What is Title 1?
Title 1, provides financial assistance to state and local education agencies to meet the needs of at-risk children. They help ensure that all children have the opportunity to get a quality education, resulting in their attainment of high academic standards. Title 1 targets resources to districts and schools whose needs are the greatest. The program is the largest federal program supporting both elementary and secondary education, and allocates its resources based upon the poverty rates of students enrolled in schools and districts. Essentially,Title 1 focuses on: (1) promoting school wide reform in high-poverty schools and (2) ensuring students' access to scientifically based instructional strategies and challenging academic content.
Ways in which our District uses Title 1 dollars include:
Providing additional instructional staff
Extended-time programs (such as before/after school programs, summer school)
Support for scientifically-based programs and strategies
Even though the amount of the Title 1 funds a school and district may receive is based on poverty rates, the children that benefit from the program(s) are not, necessarily, just students of poverty. Rather, Title 1 programs work to address the needs of a school's lowest performing students and those students found to be at most risk for not meeting state academic standards.

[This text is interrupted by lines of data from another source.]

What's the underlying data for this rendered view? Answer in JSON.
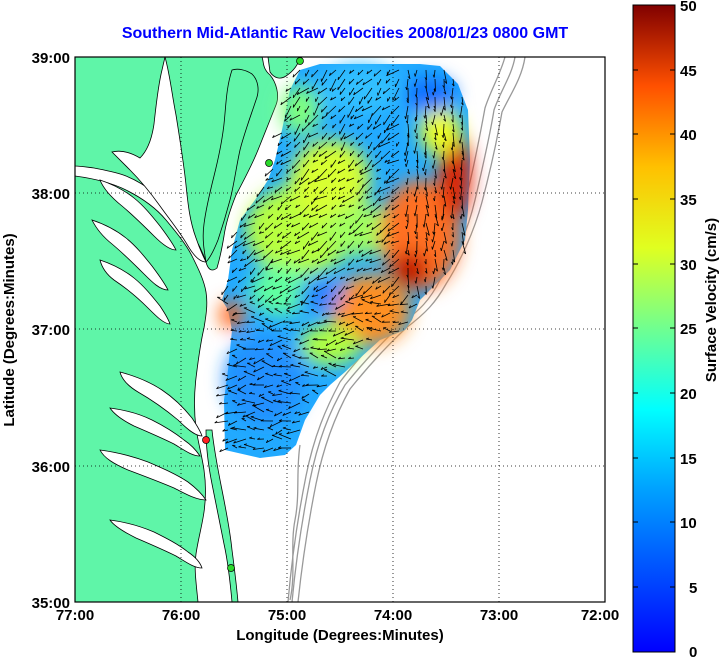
{
  "title": "Southern Mid-Atlantic Raw Velocities 2008/01/23 0800 GMT",
  "x_axis": {
    "label": "Longitude (Degrees:Minutes)",
    "ticks": [
      "77:00",
      "76:00",
      "75:00",
      "74:00",
      "73:00",
      "72:00"
    ]
  },
  "y_axis": {
    "label": "Latitude (Degrees:Minutes)",
    "ticks": [
      "39:00",
      "38:00",
      "37:00",
      "36:00",
      "35:00"
    ]
  },
  "colorbar": {
    "label": "Surface Velocity (cm/s)",
    "ticks": [
      "50",
      "45",
      "40",
      "35",
      "30",
      "25",
      "20",
      "15",
      "10",
      "5",
      "0"
    ],
    "range": [
      0,
      50
    ],
    "colormap": "jet"
  },
  "colors": {
    "land": "#5ff5a8",
    "water": "#ffffff",
    "coastline": "#000000",
    "bathymetry": "#999999",
    "grid": "#000000",
    "title": "#0000ff",
    "vectors": "#000000"
  },
  "stations": [
    {
      "name": "site-north",
      "color": "#2bd92b"
    },
    {
      "name": "site-mid-north",
      "color": "#2bd92b"
    },
    {
      "name": "site-south-red",
      "color": "#ff2020"
    },
    {
      "name": "site-south",
      "color": "#2bd92b"
    }
  ],
  "grid_style": "dotted"
}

No Child Left Behind brings greater accountability to Title 1 states, districts, and schools for improving the academic achievement of all students and turning around low-performing schools.These and other changes to the Title 1 program will require all stake holders in school communities to work together to help close achievement gaps and ensure that all students
in Colorado can meet the state's high academic standards by 2013-2014.How many schools have Title 1?
Title 1 programs in WPS offers special features at nine elementary schools including F.M. Day, Fairview, Harris Park, Hodgkins, Mesa, Metz, Sherrelwood, Skyline, Sunset Ridge, Tennyson Knolls, Westminster Academy for International Studies and at the Early Childhood Center. Some of those features include more teachers and assistants; more training for school staff; extra time for instruction; a variety of teaching methods and materials; smaller classes during literacy and/or math; greater parent involvement and many others.